During 2018, 54 jurisdictions reported 4,951 cases of rabies in animals and 3 cases in humans to CDC. This total represented an increase of 11.2% as compared to 2017 (4,454 rabid animals and 2 human cases of rabies).
Wild animals accounted for 92.7% of reported cases of rabies in 2018. Bats were the most frequently reported rabid wildlife species, followed by raccoons, skunks, and foxes.

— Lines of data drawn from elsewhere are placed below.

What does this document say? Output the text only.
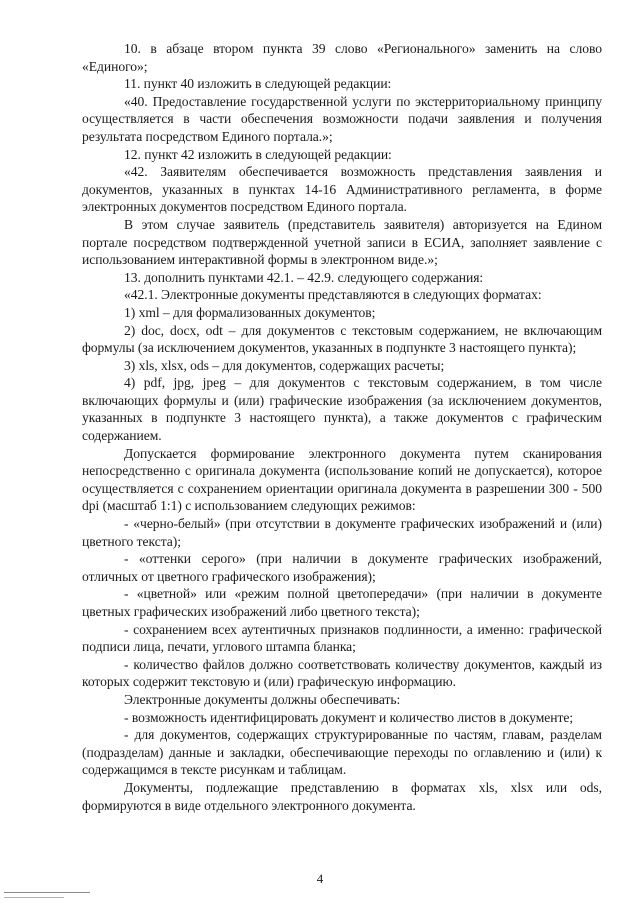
10. в абзаце втором пункта 39 слово «Регионального» заменить на слово «Единого»;

11. пункт 40 изложить в следующей редакции:

«40. Предоставление государственной услуги по экстерриториальному принципу осуществляется в части обеспечения возможности подачи заявления и получения результата посредством Единого портала.»;

12. пункт 42 изложить в следующей редакции:

«42. Заявителям обеспечивается возможность представления заявления и документов, указанных в пунктах 14-16 Административного регламента, в форме электронных документов посредством Единого портала.

В этом случае заявитель (представитель заявителя) авторизуется на Едином портале посредством подтвержденной учетной записи в ЕСИА, заполняет заявление с использованием интерактивной формы в электронном виде.»;

13. дополнить пунктами 42.1. – 42.9. следующего содержания:

«42.1. Электронные документы представляются в следующих форматах:

1) xml – для формализованных документов;

2) doc, docx, odt – для документов с текстовым содержанием, не включающим формулы (за исключением документов, указанных в подпункте 3 настоящего пункта);

3) xls, xlsx, ods – для документов, содержащих расчеты;

4) pdf, jpg, jpeg – для документов с текстовым содержанием, в том числе включающих формулы и (или) графические изображения (за исключением документов, указанных в подпункте 3 настоящего пункта), а также документов с графическим содержанием.

Допускается формирование электронного документа путем сканирования непосредственно с оригинала документа (использование копий не допускается), которое осуществляется с сохранением ориентации оригинала документа в разрешении 300 - 500 dpi (масштаб 1:1) с использованием следующих режимов:

- «черно-белый» (при отсутствии в документе графических изображений и (или) цветного текста);

- «оттенки серого» (при наличии в документе графических изображений, отличных от цветного графического изображения);

- «цветной» или «режим полной цветопередачи» (при наличии в документе цветных графических изображений либо цветного текста);

- сохранением всех аутентичных признаков подлинности, а именно: графической подписи лица, печати, углового штампа бланка;

- количество файлов должно соответствовать количеству документов, каждый из которых содержит текстовую и (или) графическую информацию.

Электронные документы должны обеспечивать:

- возможность идентифицировать документ и количество листов в документе;

- для документов, содержащих структурированные по частям, главам, разделам (подразделам) данные и закладки, обеспечивающие переходы по оглавлению и (или) к содержащимся в тексте рисункам и таблицам.

Документы, подлежащие представлению в форматах xls, xlsx или ods, формируются в виде отдельного электронного документа.

4
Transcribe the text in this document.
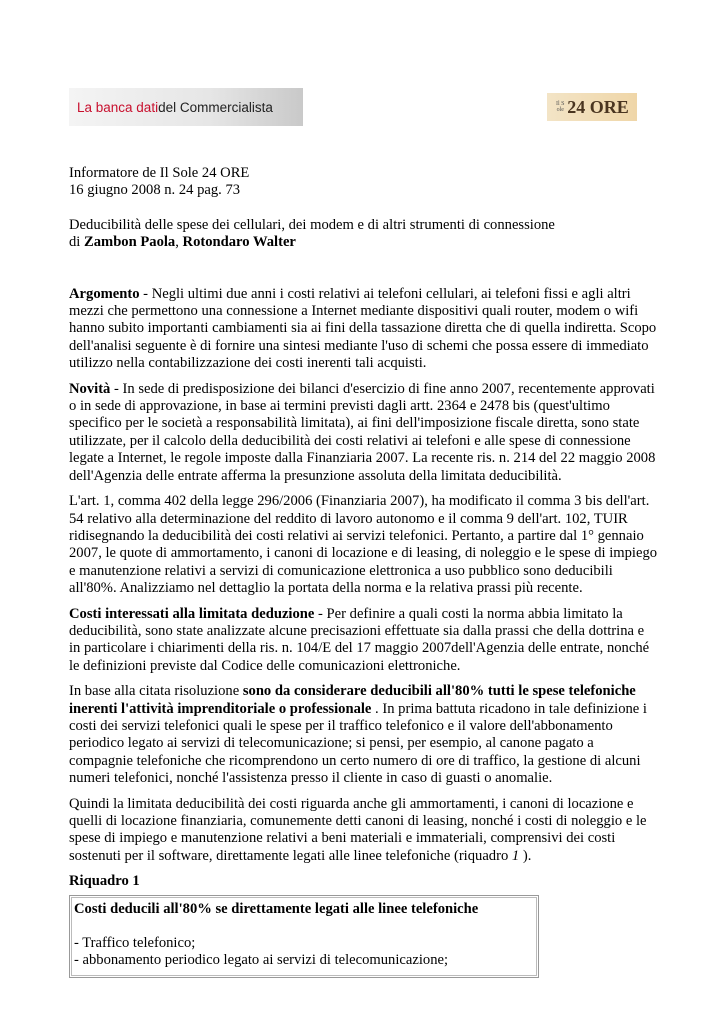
La banca dati del Commercialista	Il Sole 24 ORE

Informatore de Il Sole 24 ORE

16 giugno 2008 n. 24 pag. 73

Deducibilità delle spese dei cellulari, dei modem e di altri strumenti di connessione

di Zambon Paola, Rotondaro Walter

Argomento - Negli ultimi due anni i costi relativi ai telefoni cellulari, ai telefoni fissi e agli altri mezzi che permettono una connessione a Internet mediante dispositivi quali router, modem o wifi hanno subito importanti cambiamenti sia ai fini della tassazione diretta che di quella indiretta. Scopo dell'analisi seguente è di fornire una sintesi mediante l'uso di schemi che possa essere di immediato utilizzo nella contabilizzazione dei costi inerenti tali acquisti.

Novità - In sede di predisposizione dei bilanci d'esercizio di fine anno 2007, recentemente approvati o in sede di approvazione, in base ai termini previsti dagli artt. 2364 e 2478 bis (quest'ultimo specifico per le società a responsabilità limitata), ai fini dell'imposizione fiscale diretta, sono state utilizzate, per il calcolo della deducibilità dei costi relativi ai telefoni e alle spese di connessione legate a Internet, le regole imposte dalla Finanziaria 2007. La recente ris. n. 214 del 22 maggio 2008 dell'Agenzia delle entrate afferma la presunzione assoluta della limitata deducibilità.

L'art. 1, comma 402 della legge 296/2006 (Finanziaria 2007), ha modificato il comma 3 bis dell'art. 54 relativo alla determinazione del reddito di lavoro autonomo e il comma 9 dell'art. 102, TUIR ridisegnando la deducibilità dei costi relativi ai servizi telefonici. Pertanto, a partire dal 1° gennaio 2007, le quote di ammortamento, i canoni di locazione e di leasing, di noleggio e le spese di impiego e manutenzione relativi a servizi di comunicazione elettronica a uso pubblico sono deducibili all'80%. Analizziamo nel dettaglio la portata della norma e la relativa prassi più recente.

Costi interessati alla limitata deduzione - Per definire a quali costi la norma abbia limitato la deducibilità, sono state analizzate alcune precisazioni effettuate sia dalla prassi che della dottrina e in particolare i chiarimenti della ris. n. 104/E del 17 maggio 2007dell'Agenzia delle entrate, nonché le definizioni previste dal Codice delle comunicazioni elettroniche.

In base alla citata risoluzione sono da considerare deducibili all'80% tutti le spese telefoniche inerenti l'attività imprenditoriale o professionale . In prima battuta ricadono in tale definizione i costi dei servizi telefonici quali le spese per il traffico telefonico e il valore dell'abbonamento periodico legato ai servizi di telecomunicazione; si pensi, per esempio, al canone pagato a compagnie telefoniche che ricomprendono un certo numero di ore di traffico, la gestione di alcuni numeri telefonici, nonché l'assistenza presso il cliente in caso di guasti o anomalie.

Quindi la limitata deducibilità dei costi riguarda anche gli ammortamenti, i canoni di locazione e quelli di locazione finanziaria, comunemente detti canoni di leasing, nonché i costi di noleggio e le spese di impiego e manutenzione relativi a beni materiali e immateriali, comprensivi dei costi sostenuti per il software, direttamente legati alle linee telefoniche (riquadro 1 ).

Riquadro 1

Costi deducili all'80% se direttamente legati alle linee telefoniche

- Traffico telefonico;

- abbonamento periodico legato ai servizi di telecomunicazione;
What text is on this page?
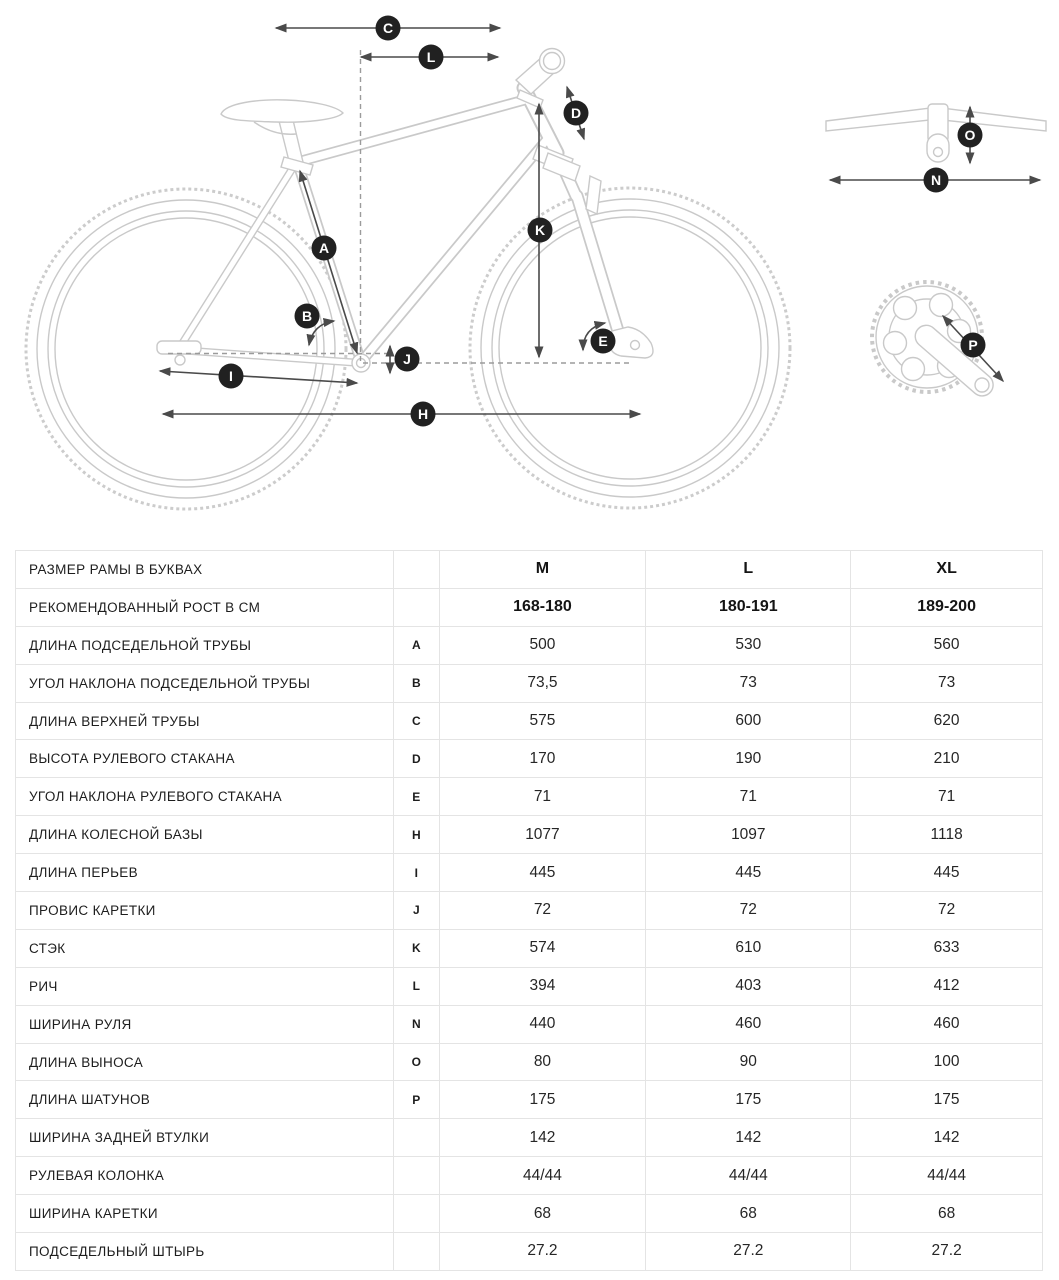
C
L
D
A
B
K
E
J
I
H
O
N
P
РАЗМЕР РАМЫ В БУКВАХ		M	L	XL
РЕКОМЕНДОВАННЫЙ РОСТ В СМ		168-180	180-191	189-200
ДЛИНА ПОДСЕДЕЛЬНОЙ ТРУБЫ	A	500	530	560
УГОЛ НАКЛОНА ПОДСЕДЕЛЬНОЙ ТРУБЫ	B	73,5	73	73
ДЛИНА ВЕРХНЕЙ ТРУБЫ	C	575	600	620
ВЫСОТА РУЛЕВОГО СТАКАНА	D	170	190	210
УГОЛ НАКЛОНА РУЛЕВОГО СТАКАНА	E	71	71	71
ДЛИНА КОЛЕСНОЙ БАЗЫ	H	1077	1097	1118
ДЛИНА ПЕРЬЕВ	I	445	445	445
ПРОВИС КАРЕТКИ	J	72	72	72
СТЭК	K	574	610	633
РИЧ	L	394	403	412
ШИРИНА РУЛЯ	N	440	460	460
ДЛИНА ВЫНОСА	O	80	90	100
ДЛИНА ШАТУНОВ	P	175	175	175
ШИРИНА ЗАДНЕЙ ВТУЛКИ		142	142	142
РУЛЕВАЯ КОЛОНКА		44/44	44/44	44/44
ШИРИНА КАРЕТКИ		68	68	68
ПОДСЕДЕЛЬНЫЙ ШТЫРЬ		27.2	27.2	27.2
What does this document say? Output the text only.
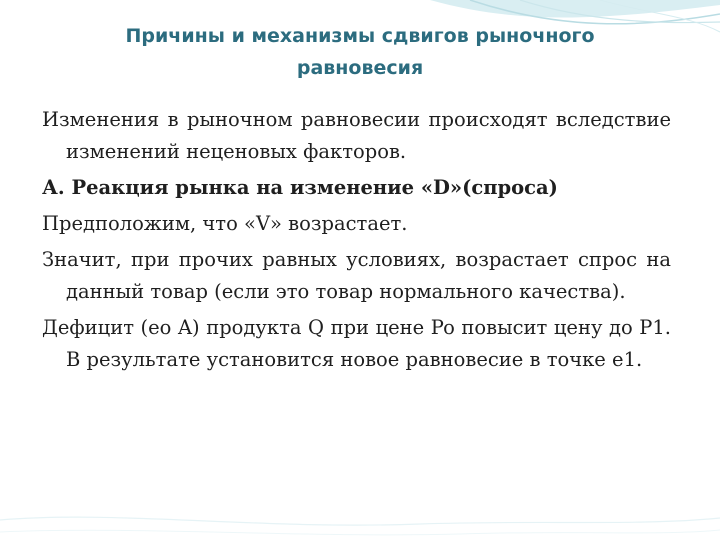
Причины и механизмы сдвигов рыночного равновесия

Изменения в рыночном равновесии происходят вследствие изменений неценовых факторов.

А. Реакция рынка на изменение «D»(спроса)

Предположим, что «V» возрастает.

Значит, при прочих равных условиях, возрастает спрос на данный товар (если это товар нормального качества).

Дефицит (eo A) продукта Q при цене Po повысит цену до P1. В результате установится новое равновесие в точке e1.
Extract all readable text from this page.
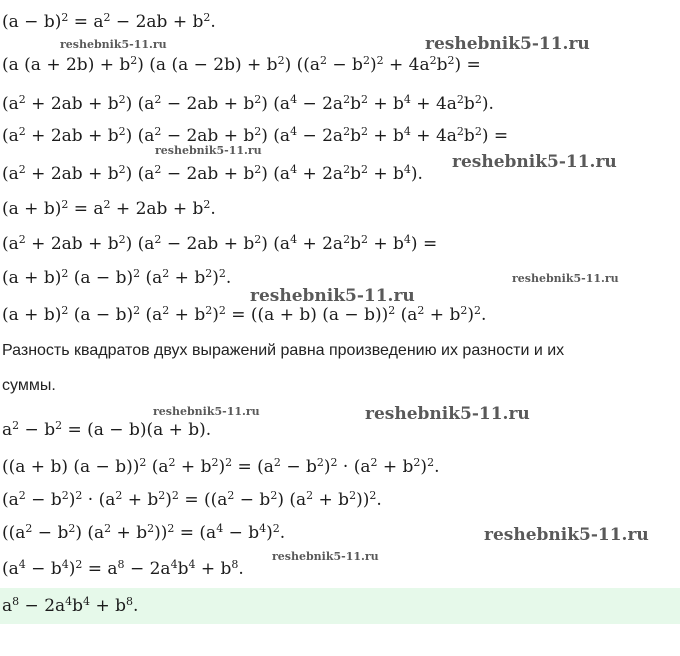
$(a - b)^2 = a^2 - 2ab + b^2$.
(a $(a + 2b) + b^2$) (a $(a - 2b) + b^2$) $((a^2 - b^2)^2 + 4a^2b^2)$ =
$(a^2 + 2ab + b^2) (a^2 - 2ab + b^2) (a^4 - 2a^2b^2 + b^4 + 4a^2b^2)$.
$(a^2 + 2ab + b^2) (a^2 - 2ab + b^2) (a^4 - 2a^2b^2 + b^4 + 4a^2b^2)$ =
$(a^2 + 2ab + b^2) (a^2 - 2ab + b^2) (a^4 + 2a^2b^2 + b^4)$.
$(a + b)^2 = a^2 + 2ab + b^2$.
$(a^2 + 2ab + b^2) (a^2 - 2ab + b^2) (a^4 + 2a^2b^2 + b^4)$ =
$(a + b)^2$ $(a - b)^2$ $(a^2 + b^2)^2$.
$(a + b)^2$ $(a - b)^2$ $(a^2 + b^2)^2 = ((a + b) (a - b))^2$ $(a^2 + b^2)^2$.
Разность квадратов двух выражений равна произведению их разности и их
суммы.
$a^2 - b^2 = (a - b)(a + b)$.
((a + b) (a − b))$^2$ $(a^2 + b^2)^2 = (a^2 - b^2)^2 \cdot (a^2 + b^2)^2$.
$(a^2 - b^2)^2 \cdot (a^2 + b^2)^2 = ((a^2 - b^2) (a^2 + b^2))^2$.
$((a^2 - b^2) (a^2 + b^2))^2 = (a^4 - b^4)^2$.
$(a^4 - b^4)^2 = a^8 - 2a^4b^4 + b^8$.
$a^8 - 2a^4b^4 + b^8$.
reshebnik5-11.ru	reshebnik5-11.ru
reshebnik5-11.ru
reshebnik5-11.ru
reshebnik5-11.ru
reshebnik5-11.ru
reshebnik5-11.ru	reshebnik5-11.ru
reshebnik5-11.ru
reshebnik5-11.ru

Domestic species accounted for 9 percent of all rabid animals reported in the United States in 2018. From 2017 to 2018, the number of reported rabid dogs increased slightly (62 to 63), and the number of reported rabid cats decreased (from 276 to 241). The number of rabid cattle decreased (36 to 33), while the number of rabid horses and mules stayed the same (13).
Cases of human rabies cases in the United States are rare, with only 1 to 3 cases reported annually. Twenty-five cases of human rabies have been reported in the United States in the past decade (2009-2018).